In its decision of 21 April 2006, which was communicated to the parties with reasons on 22 May 2006, the federal court approved in principle ComCom's setting the prices for the period 2000 to 2003. It objected however to the price setting method used by the commission in the area of data transmission on the grounds that it was not suitable and referred the matter back to ComCom for recalculation. The court confirmed, on the other hand, ComCom's opinion that the aforementioned clause excluding the possibility of interconnection decisions being made retroactive on third parties not involved in the proceedings was not permissible.
Since 2000 Swisscom Fixnet AG has set aside provisions for a possible reimbursement of too high interconnection prices charged to the two telecoms providers as well as other applicants. At the end of 2005 these provisions amounted to CHF 263 million. As a result of the retroactive non-discrimination clause now confirmed by the federal court, Swisscom Fixnet AG will now be obliged to also reduce its interconnection charges for those providers who had previously accepted them. On the other hand, the new usage-based calculation method ordered by the federal court could result in lower repayments by Swisscom Fixnet AG than those incorrectly calculated by ComCom. For this reason, the exact financial implications for Swisscom are not known at present.
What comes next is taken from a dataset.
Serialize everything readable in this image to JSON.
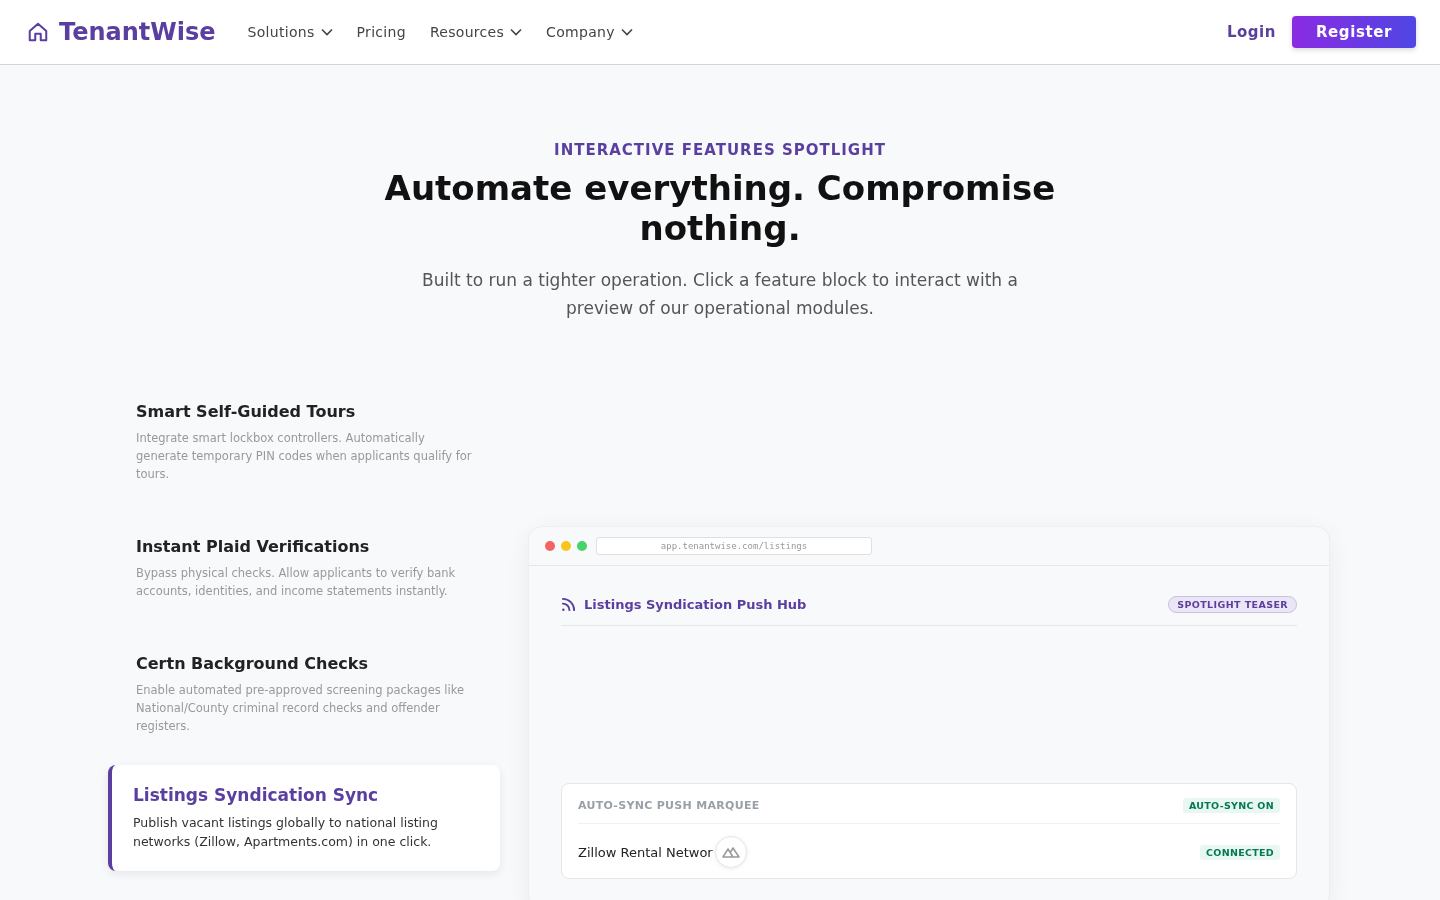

Swisscom is currently analysing the decision in detail and expects as a result of the federal court decision for 2006 a decline in the operating result (EBITDA) by around CHF 180 million. The expected cash outflow will amount to around CHF 290 million for 2006 and up to CHF 150 million next year. Current revenue will not be lower as a result of the decision since Swisscom has also set aside or will set aside provisions for current revenue.